WD: Yes, but the other part of this is, at the same time, nobody wants to keep throwing money down a rat hole or lives down a rat hole. The American soldier shares with the American public that frustration. If you’ve got a terrible policy and it’s going nowhere then you need to either change the policy or stop.

 

MJ: Is it a source of frustration that Beltway politics seems to be driving how this war is waged?

 

WD: Absolutely. Politics has been problematic from the very beginning. In the view of the military, most people in the military, politics is what stood in the way of doing the right thing to start with. The politics of the situation precluded many, many things that needed to be done.

 

MJ: Such as?

 

WD: Not sending enough people. That’s the first thing. Most people in the Army and the Marines would tell you they needed at least 400,000 people. And they send 130,000.

 

MJ: The whole General Shinseki episode?

 

WD: Yes, but it wasn’t just him. There were lots and lots of guys who just quit over that issue—generals. There are other things, too. Nobody in the Army thought it was a good idea to disband the Iraqi Army. The political guys all thought that this was a rehash of Germany and the Baathists were the new Nazis. “Well, let’s dump them, because that’s what we did in Germany.” There was just no cultural sophistication at all in terms of understanding the differences between Iraq and Nazi Germany. It was just a template that was overlaid by [Paul] Wolfowitz and those guys. You know over the surface of this. There was no understanding that the only thing that all Iraqis identified with was the military. When you stripped that backbone out, then there is no common culture. The people in the military and the CIA that understood this were just dismissed out of hand, because of politics. So that’s where we’re at.

 

MJ: You served under General David Petraeus at Fort Leavenworth. Tell me about him.

 

WD: General Petraeus is the most competitive person I have ever known, ever. I have known many four-star generals. He is the most competitive guy in every way. He is a deep thinker. He is also a quintessential diplomat. I am not going to say politician because that kind of carries a connotation, but he is a diplomat. He is a genuine soldier-scholar diplomat.

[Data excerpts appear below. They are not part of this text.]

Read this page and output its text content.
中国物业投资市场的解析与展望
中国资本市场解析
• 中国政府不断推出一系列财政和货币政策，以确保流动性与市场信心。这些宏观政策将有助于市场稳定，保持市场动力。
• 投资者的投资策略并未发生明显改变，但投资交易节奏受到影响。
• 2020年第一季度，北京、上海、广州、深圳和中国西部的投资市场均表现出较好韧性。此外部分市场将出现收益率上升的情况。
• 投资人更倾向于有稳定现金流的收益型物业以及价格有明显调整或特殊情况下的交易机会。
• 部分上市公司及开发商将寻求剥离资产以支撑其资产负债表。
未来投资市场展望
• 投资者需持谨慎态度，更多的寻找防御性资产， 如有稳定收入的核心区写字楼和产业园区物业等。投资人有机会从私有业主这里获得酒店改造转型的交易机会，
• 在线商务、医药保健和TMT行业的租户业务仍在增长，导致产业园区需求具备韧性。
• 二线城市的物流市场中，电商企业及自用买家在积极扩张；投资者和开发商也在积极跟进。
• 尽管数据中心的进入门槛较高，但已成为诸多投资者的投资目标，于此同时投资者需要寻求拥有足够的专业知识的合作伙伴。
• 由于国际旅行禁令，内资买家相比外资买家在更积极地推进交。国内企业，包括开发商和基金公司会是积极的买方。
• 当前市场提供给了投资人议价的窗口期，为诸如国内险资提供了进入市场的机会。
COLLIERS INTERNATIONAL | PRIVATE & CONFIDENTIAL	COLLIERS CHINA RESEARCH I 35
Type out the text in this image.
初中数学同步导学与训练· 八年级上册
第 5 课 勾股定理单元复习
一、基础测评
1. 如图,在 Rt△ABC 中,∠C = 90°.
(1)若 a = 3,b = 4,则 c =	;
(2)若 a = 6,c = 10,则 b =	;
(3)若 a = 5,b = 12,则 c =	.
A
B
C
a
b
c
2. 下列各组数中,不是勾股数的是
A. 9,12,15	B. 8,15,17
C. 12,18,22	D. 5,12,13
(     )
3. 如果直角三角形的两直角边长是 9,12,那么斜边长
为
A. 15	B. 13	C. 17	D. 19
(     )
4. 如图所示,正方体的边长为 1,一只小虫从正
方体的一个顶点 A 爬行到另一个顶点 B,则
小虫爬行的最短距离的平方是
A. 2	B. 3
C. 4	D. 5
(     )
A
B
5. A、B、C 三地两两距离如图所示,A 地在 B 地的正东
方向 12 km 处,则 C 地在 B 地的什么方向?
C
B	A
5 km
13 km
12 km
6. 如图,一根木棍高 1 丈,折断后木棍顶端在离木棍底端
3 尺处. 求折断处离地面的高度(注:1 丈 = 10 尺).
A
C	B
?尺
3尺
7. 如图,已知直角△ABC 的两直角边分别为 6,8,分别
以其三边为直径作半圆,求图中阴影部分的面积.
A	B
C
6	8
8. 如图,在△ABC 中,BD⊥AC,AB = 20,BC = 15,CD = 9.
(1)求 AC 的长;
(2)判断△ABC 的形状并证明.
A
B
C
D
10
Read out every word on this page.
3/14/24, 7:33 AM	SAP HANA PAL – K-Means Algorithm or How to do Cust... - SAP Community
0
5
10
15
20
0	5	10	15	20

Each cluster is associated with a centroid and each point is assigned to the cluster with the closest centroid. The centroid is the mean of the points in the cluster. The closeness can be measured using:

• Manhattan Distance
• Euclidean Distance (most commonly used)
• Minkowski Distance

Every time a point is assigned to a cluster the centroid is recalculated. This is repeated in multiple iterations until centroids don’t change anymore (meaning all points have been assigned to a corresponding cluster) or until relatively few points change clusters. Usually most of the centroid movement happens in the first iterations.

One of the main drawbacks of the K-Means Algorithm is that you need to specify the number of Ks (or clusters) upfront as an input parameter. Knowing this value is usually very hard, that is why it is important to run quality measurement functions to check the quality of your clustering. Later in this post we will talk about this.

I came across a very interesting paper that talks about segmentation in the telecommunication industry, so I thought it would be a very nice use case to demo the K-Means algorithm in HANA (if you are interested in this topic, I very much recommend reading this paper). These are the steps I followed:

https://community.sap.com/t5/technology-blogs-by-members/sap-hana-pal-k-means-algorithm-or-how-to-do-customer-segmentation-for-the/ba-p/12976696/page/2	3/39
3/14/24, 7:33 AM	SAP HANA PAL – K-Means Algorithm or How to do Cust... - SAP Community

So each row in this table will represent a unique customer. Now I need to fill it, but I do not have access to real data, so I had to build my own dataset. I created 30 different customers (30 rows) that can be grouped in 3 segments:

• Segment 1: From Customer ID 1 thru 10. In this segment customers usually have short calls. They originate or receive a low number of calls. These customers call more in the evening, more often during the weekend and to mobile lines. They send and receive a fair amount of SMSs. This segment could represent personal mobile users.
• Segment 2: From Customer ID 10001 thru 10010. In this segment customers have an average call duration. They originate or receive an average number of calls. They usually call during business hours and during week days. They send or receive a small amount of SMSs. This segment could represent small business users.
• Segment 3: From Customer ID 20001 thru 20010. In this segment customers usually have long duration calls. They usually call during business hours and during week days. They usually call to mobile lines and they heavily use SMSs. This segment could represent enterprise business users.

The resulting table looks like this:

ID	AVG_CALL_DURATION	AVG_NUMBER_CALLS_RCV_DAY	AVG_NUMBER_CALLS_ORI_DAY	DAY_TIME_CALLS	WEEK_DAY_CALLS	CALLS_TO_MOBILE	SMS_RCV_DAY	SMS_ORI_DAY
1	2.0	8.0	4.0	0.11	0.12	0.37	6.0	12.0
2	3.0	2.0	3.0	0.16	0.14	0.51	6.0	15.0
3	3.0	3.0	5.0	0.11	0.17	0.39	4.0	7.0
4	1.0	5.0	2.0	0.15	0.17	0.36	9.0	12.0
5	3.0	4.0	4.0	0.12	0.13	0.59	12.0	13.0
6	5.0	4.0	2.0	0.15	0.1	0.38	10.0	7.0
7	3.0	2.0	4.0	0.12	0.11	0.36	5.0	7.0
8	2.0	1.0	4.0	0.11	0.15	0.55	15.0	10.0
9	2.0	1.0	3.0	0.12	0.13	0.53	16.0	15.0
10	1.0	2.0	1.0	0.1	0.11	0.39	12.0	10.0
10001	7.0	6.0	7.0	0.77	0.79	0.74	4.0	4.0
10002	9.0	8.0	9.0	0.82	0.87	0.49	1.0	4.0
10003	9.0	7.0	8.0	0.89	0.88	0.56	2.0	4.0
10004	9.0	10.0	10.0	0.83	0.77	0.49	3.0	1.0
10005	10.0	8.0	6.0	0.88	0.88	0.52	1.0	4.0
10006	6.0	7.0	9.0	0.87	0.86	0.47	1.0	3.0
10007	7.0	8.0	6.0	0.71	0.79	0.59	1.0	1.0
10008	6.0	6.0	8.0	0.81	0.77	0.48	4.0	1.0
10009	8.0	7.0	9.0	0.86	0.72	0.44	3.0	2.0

I mean he runs five miles a day and he can do any military skills you want, he can do it better than you, and he will make a point of it. He knows everybody. Any person of note in the news that you would think of, across all political spectrums, at some point or other he had personal contact with him. He has a personal relationships with a large number of members of the media. He very patiently explains what he is doing. He very patiently listens to criticism. He’s not a flamer. Are you familiar with that term?

 

MJ: No.

 

WD: A flamer is a guy who settles every issue by yelling at you, or screaming at you, or demanding things and bullying you into doing things. That’s their idea of leadership. That’s not Petraeus at all. He is a very quiet, lead-by-example guy, very demanding though. You cannot do enough push-ups or pull-ups for General Patraeus. You can’t. If you did 50 push-ups last week and you did 100 this week, he’d ask you for 150 next week.

 

MJ: Right. What’s your take on what the regional aftermath would be if we were to pull out too quickly?

 

WD: It would be civil war between the Sunni and Shiite, and the Kurd and the Turkoman would be at each other. Right now you are watching a small bloodbath, but a month or two months ago it was not uncommon for fifty, a hundred people a day to be killed. I would think if we were to leave, with the quantity of weapons there, with the Iranian influence facing off with the Saudi influence and the Al Qaeda influence, I think you would be talking many hundred a day. If you let these guys duke it out, they will. And Iran is in a position to be pretty helpful to people that want to duke it out on behalf of their own religious ideology.